The mean age of participants was 49 years, 93% were male, 51.3% were black, 92.3% had HIV RNA <400 copies/mL, and 83% had HBV DNA <1000 IU/mL. Of the 114 participants, 11 (9.7%) had steatohepatitis and 23 (20.2%) had steatosis. A higher percentage of participants with at least twice normal ALT levels and abnormal AST levels had fatty liver disease. Half of the participants with steatohepatitis had at least twice the normal ALT (versus 17.4% with steatosis and 7.8% without fatty liver disease), and abnormal AST was observed in 60% of patients with steatohepatitis compared with 30, 4% in patients with steatosis and 15.6% in patients with steatosis without fatty liver disease. NAFLD was more common in patients with a higher degree of inflammation, as measured by the histological activity index, and in patients with a higher degree of perisinusoidal fibrosis; however, there was no significant difference in the Ishak Fibrosis Score between the NAFLD groups.

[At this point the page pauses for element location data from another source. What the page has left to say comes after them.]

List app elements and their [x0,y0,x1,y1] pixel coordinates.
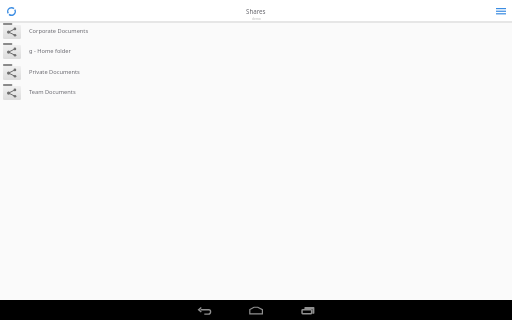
staticText: Shares [246,7,266,15]
button[interactable]: Recent apps [297,300,319,320]
button[interactable]: Corporate Documents [0,21,512,41]
button[interactable]: Menu [494,4,507,17]
button[interactable]: Back [194,300,216,320]
button[interactable]: Home [245,300,267,320]
staticText: Private Documents [29,68,80,76]
button[interactable]: g - Home folder [0,41,512,61]
staticText: Corporate Documents [29,27,89,35]
button[interactable]: Refresh [4,4,19,19]
staticText: Team Documents [29,88,76,96]
button[interactable]: Team Documents [0,82,512,102]
staticText: g - Home folder [29,47,71,55]
staticText: demo [252,17,261,21]
button[interactable]: Private Documents [0,62,512,82]
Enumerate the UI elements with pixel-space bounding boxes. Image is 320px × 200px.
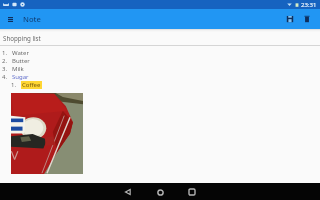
button[interactable]: Save — [283, 12, 297, 26]
staticText: Sugar — [12, 73, 29, 81]
button[interactable]: Home — [152, 184, 168, 200]
button[interactable]: Recents — [184, 184, 200, 200]
button[interactable]: Delete — [300, 12, 314, 26]
staticText: 23:31 — [301, 1, 317, 9]
button[interactable]: Menu — [3, 12, 17, 26]
staticText: Coffee — [22, 81, 41, 89]
staticText: 4. — [2, 73, 8, 81]
staticText: Water — [12, 49, 29, 57]
staticText: 2. — [2, 57, 8, 65]
staticText: 1. — [2, 49, 8, 57]
staticText: Butter — [12, 57, 30, 65]
button[interactable]: Back — [120, 184, 136, 200]
staticText: Shopping list — [3, 34, 41, 42]
staticText: Note — [23, 14, 41, 24]
staticText: 3. — [2, 65, 8, 73]
staticText: Milk — [12, 65, 24, 73]
staticText: 1. — [11, 81, 17, 89]
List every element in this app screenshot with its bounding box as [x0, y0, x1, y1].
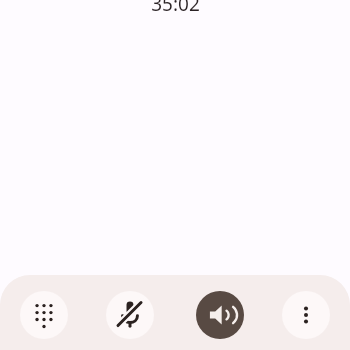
staticText: 35:02: [151, 0, 200, 17]
button[interactable]: Dialpad: [20, 291, 68, 339]
button[interactable]: Mute microphone: [106, 291, 154, 339]
button[interactable]: Speaker: [196, 291, 244, 339]
button[interactable]: More options: [282, 291, 330, 339]
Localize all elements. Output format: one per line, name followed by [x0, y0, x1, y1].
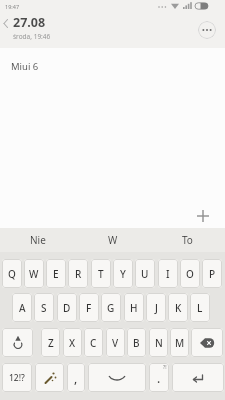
staticText: środa, 19:46 — [13, 32, 51, 41]
button[interactable]: , — [67, 363, 85, 392]
button[interactable]: T — [91, 259, 111, 288]
staticText: K — [175, 301, 182, 315]
button[interactable]: J — [146, 293, 166, 322]
staticText: R — [75, 267, 82, 281]
button[interactable]: R — [68, 259, 88, 288]
button[interactable] — [2, 18, 10, 30]
button[interactable] — [193, 206, 213, 226]
staticText: 12!? — [9, 372, 25, 384]
button[interactable]: C — [84, 328, 103, 357]
staticText: Y — [120, 267, 126, 281]
staticText: . — [157, 370, 161, 386]
staticText: D — [63, 301, 71, 315]
staticText: Nie — [30, 233, 46, 247]
button[interactable]: V — [106, 328, 125, 357]
button[interactable]: I — [158, 259, 178, 288]
staticText: H — [130, 301, 138, 315]
button[interactable]: F — [79, 293, 99, 322]
staticText: W — [29, 267, 39, 281]
button[interactable] — [88, 363, 146, 392]
button[interactable] — [2, 328, 33, 357]
staticText: L — [197, 301, 203, 315]
staticText: M — [175, 336, 185, 350]
button[interactable]: X — [63, 328, 82, 357]
staticText: S — [41, 301, 47, 315]
staticText: C — [90, 336, 97, 350]
staticText: 19:47 — [5, 3, 20, 10]
button[interactable]: H — [124, 293, 144, 322]
button[interactable]: Nie — [0, 228, 75, 252]
staticText: , — [74, 370, 78, 386]
button[interactable] — [198, 21, 216, 39]
button[interactable]: D — [57, 293, 77, 322]
button[interactable]: O — [180, 259, 200, 288]
button[interactable]: 12!? — [2, 363, 32, 392]
staticText: ?! — [163, 364, 167, 371]
staticText: X — [69, 336, 76, 350]
button[interactable]: . — [149, 363, 169, 392]
staticText: G — [107, 301, 115, 315]
staticText: F — [86, 301, 92, 315]
button[interactable] — [191, 328, 223, 357]
button[interactable] — [172, 363, 224, 392]
staticText: N — [155, 336, 163, 350]
button[interactable]: G — [101, 293, 121, 322]
staticText: U — [141, 267, 149, 281]
staticText: V — [112, 336, 119, 350]
button[interactable]: A — [12, 293, 32, 322]
staticText: A — [19, 301, 26, 315]
staticText: Miui 6 — [11, 60, 39, 73]
staticText: T — [98, 267, 104, 281]
button[interactable]: E — [46, 259, 66, 288]
staticText: Q — [8, 267, 16, 281]
staticText: 27.08 — [13, 14, 46, 31]
staticText: E — [53, 267, 59, 281]
button[interactable]: U — [135, 259, 155, 288]
staticText: W — [108, 233, 118, 247]
button[interactable]: To — [150, 228, 225, 252]
staticText: B — [133, 336, 140, 350]
button[interactable]: N — [149, 328, 168, 357]
button[interactable]: Y — [113, 259, 133, 288]
button[interactable]: W — [24, 259, 44, 288]
staticText: Z — [48, 336, 54, 350]
button[interactable] — [35, 363, 64, 392]
button[interactable]: L — [190, 293, 210, 322]
button[interactable]: M — [170, 328, 189, 357]
button[interactable]: Q — [2, 259, 22, 288]
staticText: P — [209, 267, 216, 281]
staticText: To — [182, 233, 193, 247]
button[interactable]: W — [75, 228, 150, 252]
button[interactable]: K — [168, 293, 188, 322]
button[interactable]: P — [202, 259, 222, 288]
button[interactable]: S — [34, 293, 54, 322]
button[interactable]: B — [127, 328, 146, 357]
button[interactable]: Z — [41, 328, 60, 357]
staticText: J — [155, 301, 158, 315]
staticText: O — [186, 267, 194, 281]
staticText: I — [166, 267, 170, 281]
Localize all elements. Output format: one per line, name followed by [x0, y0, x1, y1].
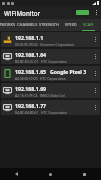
staticText: Sercomm Corporation	[40, 42, 75, 46]
button[interactable]: SCAN	[82, 19, 95, 31]
button[interactable]: Host options	[92, 49, 98, 64]
staticText: A4:5E:60:F2:D5	[15, 76, 38, 80]
button[interactable]: More options	[92, 6, 100, 19]
button[interactable]: 192.168.1.65	[1, 66, 100, 81]
button[interactable]: 192.168.1.77	[1, 100, 100, 115]
staticText: SPEED	[65, 22, 77, 27]
button[interactable]: Scan network	[76, 10, 89, 15]
button[interactable]: Host options	[92, 66, 98, 81]
button[interactable]: NETWORKS	[0, 19, 16, 31]
staticText: A2:1E:31:FF:C4	[15, 93, 38, 97]
staticText: 192.168.1.65	[15, 68, 47, 75]
button[interactable]: STRENGTH	[38, 19, 60, 31]
staticText: 192.168.1.77	[15, 102, 47, 109]
button[interactable]: CHANNELS	[16, 19, 38, 31]
button[interactable]: 192.168.1.69	[1, 83, 100, 98]
staticText: HTC Corporation	[41, 110, 67, 114]
staticText: 192.168.1.69	[15, 85, 47, 92]
button[interactable]: 192.168.1.1	[1, 32, 100, 47]
staticText: 192.168.1.1	[15, 34, 44, 41]
staticText: INNO Globe Ltd	[40, 93, 65, 97]
staticText: HTC Corporation	[40, 76, 66, 80]
button[interactable]: 192.168.1.64	[1, 49, 100, 64]
staticText: Google Pixel 3	[50, 68, 87, 75]
button[interactable]: SPEED	[60, 19, 82, 31]
button[interactable]: Host options	[92, 32, 98, 47]
staticText: HTC Corporation	[41, 59, 67, 63]
staticText: 192.168.1.64	[15, 51, 47, 58]
staticText: NETWORKS	[0, 22, 16, 27]
staticText: STRENGTH	[39, 22, 59, 27]
staticText: CHANNELS	[17, 22, 38, 27]
staticText: B4:BC:84:B2:61	[15, 110, 39, 114]
staticText: B0:BC:83:2C:01	[15, 59, 39, 63]
button[interactable]: Recent apps	[67, 168, 101, 180]
staticText: WiFiMonitor	[4, 9, 41, 17]
staticText: SCAN	[83, 22, 94, 27]
button[interactable]: Back	[0, 168, 33, 180]
button[interactable]: Host options	[92, 83, 98, 98]
button[interactable]: Home	[33, 168, 67, 180]
button[interactable]: Host options	[92, 100, 98, 115]
staticText: 00:25:9C:90:02	[15, 42, 38, 46]
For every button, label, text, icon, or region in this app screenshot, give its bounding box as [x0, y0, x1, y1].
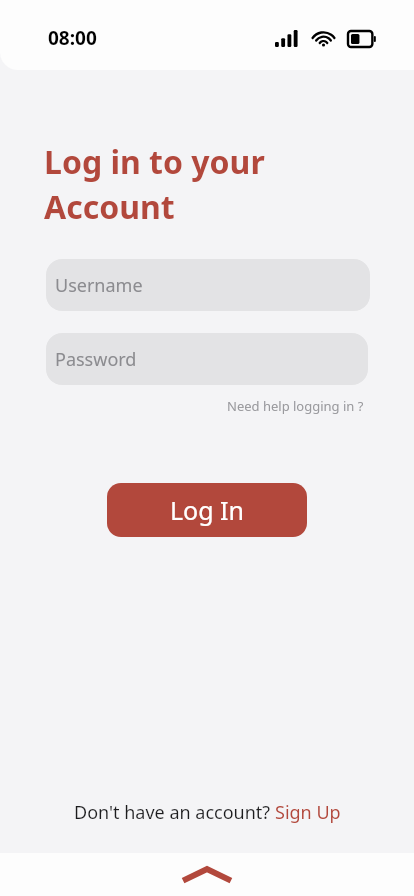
staticText: Need help logging in ?	[227, 397, 364, 415]
button[interactable]: Log In	[107, 483, 307, 537]
staticText: Log in to your Account	[44, 140, 265, 229]
button[interactable]: Password	[46, 333, 368, 385]
staticText: Password	[55, 347, 137, 372]
staticText: Sign Up	[275, 800, 341, 825]
staticText: 08:00	[48, 25, 97, 51]
staticText: Don't have an account?	[74, 800, 275, 825]
button[interactable]: Expand	[172, 857, 242, 893]
staticText: Username	[55, 273, 143, 298]
staticText: Log In	[170, 493, 245, 527]
button[interactable]: Username	[46, 259, 370, 311]
button[interactable]: Need help logging in ?	[227, 397, 364, 415]
button[interactable]: Sign Up	[275, 800, 341, 825]
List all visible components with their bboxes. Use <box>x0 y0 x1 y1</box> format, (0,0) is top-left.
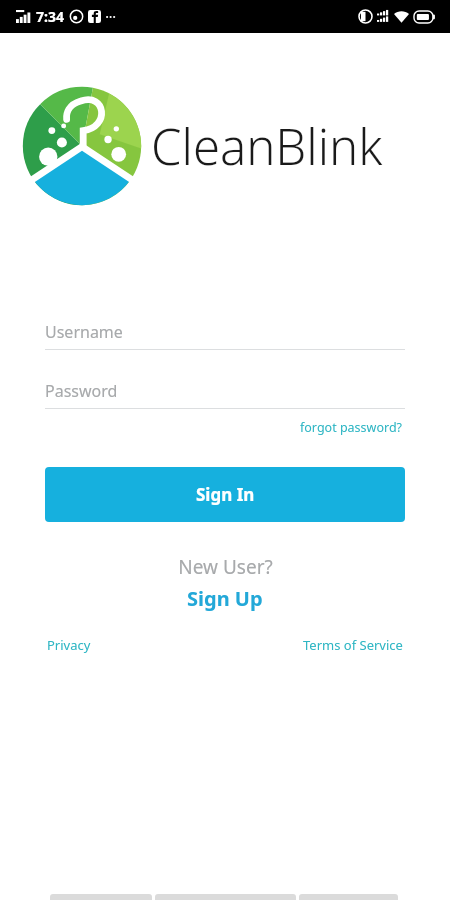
staticText: Privacy <box>47 636 91 654</box>
button[interactable]: forgot password? <box>298 417 405 438</box>
staticText: 7:34 <box>36 7 64 26</box>
button[interactable]: Terms of Service <box>301 633 405 657</box>
staticText: Password <box>45 380 118 402</box>
staticText: Sign In <box>196 483 255 506</box>
staticText: Username <box>45 321 123 343</box>
staticText: CleanBlink <box>151 113 383 180</box>
staticText: Sign Up <box>187 585 263 612</box>
button[interactable]: Username <box>45 321 405 350</box>
staticText: Terms of Service <box>303 636 403 654</box>
staticText: New User? <box>178 554 273 580</box>
button[interactable]: Password <box>45 380 405 409</box>
staticText: forgot password? <box>300 419 403 436</box>
button[interactable]: Sign Up <box>181 584 269 613</box>
button[interactable]: Privacy <box>45 633 93 657</box>
button[interactable]: Sign In <box>45 467 405 522</box>
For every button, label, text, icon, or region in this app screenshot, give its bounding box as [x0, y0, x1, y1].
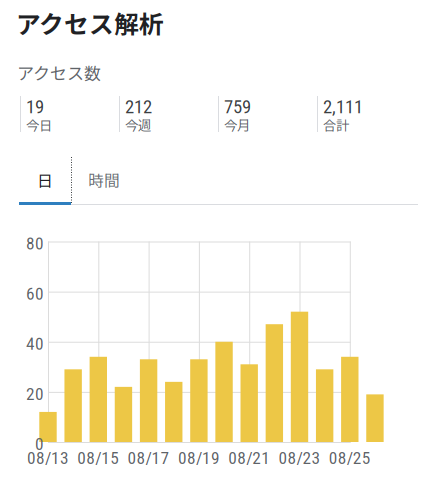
staticText: 80	[26, 234, 44, 254]
staticText: 08/13	[27, 448, 69, 468]
button[interactable]: 2,111	[317, 91, 416, 137]
staticText: 今日	[26, 115, 52, 134]
staticText: 19	[26, 96, 44, 118]
staticText: 0	[35, 434, 44, 454]
button[interactable]: 212	[119, 91, 218, 137]
staticText: 40	[26, 334, 44, 354]
staticText: 08/17	[128, 448, 170, 468]
staticText: アクセス数	[17, 60, 101, 85]
staticText: 2,111	[323, 96, 363, 118]
staticText: 今週	[125, 115, 151, 134]
staticText: 08/15	[77, 448, 119, 468]
staticText: 合計	[323, 115, 349, 134]
staticText: 08/25	[329, 448, 371, 468]
staticText: アクセス解析	[16, 5, 164, 41]
staticText: 759	[224, 96, 251, 118]
button[interactable]: 19	[20, 91, 119, 137]
staticText: 日	[37, 169, 53, 191]
button[interactable]: 時間	[73, 156, 135, 204]
staticText: 212	[125, 96, 152, 118]
staticText: 今月	[224, 115, 250, 134]
staticText: 20	[26, 384, 44, 404]
staticText: 時間	[88, 169, 120, 191]
staticText: 08/19	[178, 448, 220, 468]
staticText: 08/21	[228, 448, 270, 468]
staticText: 08/23	[278, 448, 320, 468]
button[interactable]: 日	[19, 156, 71, 204]
button[interactable]: 759	[218, 91, 317, 137]
staticText: 60	[26, 284, 44, 304]
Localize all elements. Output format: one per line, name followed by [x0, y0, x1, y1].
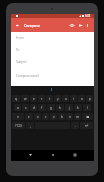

Compared with participants without fatty liver disease, participants with NAFLD had higher levels of insulin (mean 19 vs 8.5 mcg/mL; P<0.001), glucose (median 94 vs 89 mg/dL; P=0 12), and fatty acid levels (median 0.49 vs. 0.39 mg/dl; P = 0.21).

While traditional lipid profiles, including total cholesterol, low-density lipoprotein cholesterol (LDL-C), and high-density lipoprotein cholesterol (HDL-C), did not differ significantly among people with and without fatty liver disease, participants with NAFLD had significantly higher median levels of triglycerides (171 vs. 100.5 mg/dl, P<0.001) and apolipoprotein B (95.5 vs 80.5 mg/dl, P=0.028) compared to the non-NAFLD group. In addition, patients with fatty liver disease had a significantly higher concentration of LDL particles, a low density of LDL-C, and a low concentration of the lower subclass HDL 2-C (P ≤. 001).

After adjusting for age, sex, and alcohol consumption, whites and other races versus blacks (adjusted odds ratio [aOR], 8.49 and 16.54 respectively; P = 0.0004), higher ALT (aOR, 3, 13 per doubling of ALT; P = 0.003), hypertension (aOR, 10.93; P = 0.002), hyperlipidemia (aOR, 4.36; P = 0.04) and family history of diabetes (aOR, 5.38; P = 0.02) were independently associated with higher odds of NAFLD.

After adjusting for HBV DNA, age, and sex, compared with the non-NAFLD group, the presence of steatohepatitis was associated with a 1.93 (95% CI, 1.37–2.72) times increased risk of having ALT levels higher, whereas steatosis without steatohepatitis was associated with a 1.34-fold (95% CI, 1.05–1.70) risk of having ALT abnormal (P<0.001).

Limitations of this study included self-selection of participants seeking liver biopsy, which limited generalization to the entire HIV/HBV population. In addition, although ALT levels were higher in NAFLD in the study cross-section, and this relationship persisted over time when HBV viral levels were controlled, the investigators were unable to determine whether ALT increased at the onset of fatty liver disease.